The results demonstrated that generally, when exposed to the algorithm, participants tended to use it. In the first session, the Aid Group’s decisions were closer to the algorithm than these of the No Aid - First Session Group; in the second session, there was a significant difference in the deviation from the algorithm between the two groups (Aid Group and Mid-term Aid Group) in comparison to the No Aid Group. In addition, it seems that using the algorithm was intuitive and participants did not need to gain experience in learning how to use it, as both the Mid-term Aid Group, which was exposed to the algorithm in the second session, used it in that session no less often than did the Aid Group, which had previous experience with it.

The Aid Group had significantly better performance compared to the No Aid Group in the second session, while no significant difference was demonstrated between the Mid-term Aid Group and the No Aid Group. In contrast, the degree of utilization of the decision aid was similar in both groups that were exposed to it in the second session. Only the group that received the algorithm at the beginning of its first session of interaction with the system improved its performance better. The contrast between the acceptance level and performance results is especially interesting since the two measures were correlated: Using the algorithm indeed can lead to better performance, but it seems that mere using it is not enough, and it should be done carefully.

Our hypotheses that previous experience with the task without the decision aid will result in higher acceptance level of using the decision aid and lower total costs compared to experience with the decision aid only were not confirmed.
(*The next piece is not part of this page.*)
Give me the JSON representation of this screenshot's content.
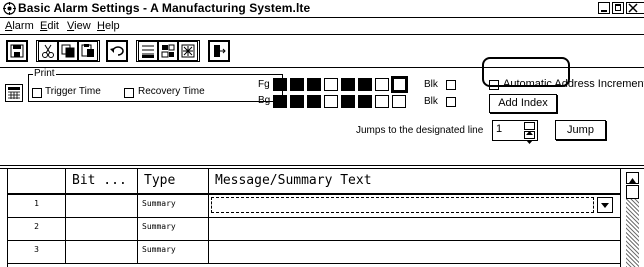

The two groups that received the aid demonstrated a similar acceptance level, and the group that had previous experience with the aid performed better. We conjectured that the previous experience with the decision aid did not change the mean acceptance levels, but did change their nature: Since the decision aid was not optimal, participants learned how to utilize it better, to use it more when it is constructive and less when it led them to poorer performance.

The conclusions from the current study are that in a decision support system, previous experience performing a task without decision aids is not only not necessary, but can also delay the process of learning how to best utilize the decision aids—most importantly, avoiding both under-reliance [46] and overreliance [7, 8].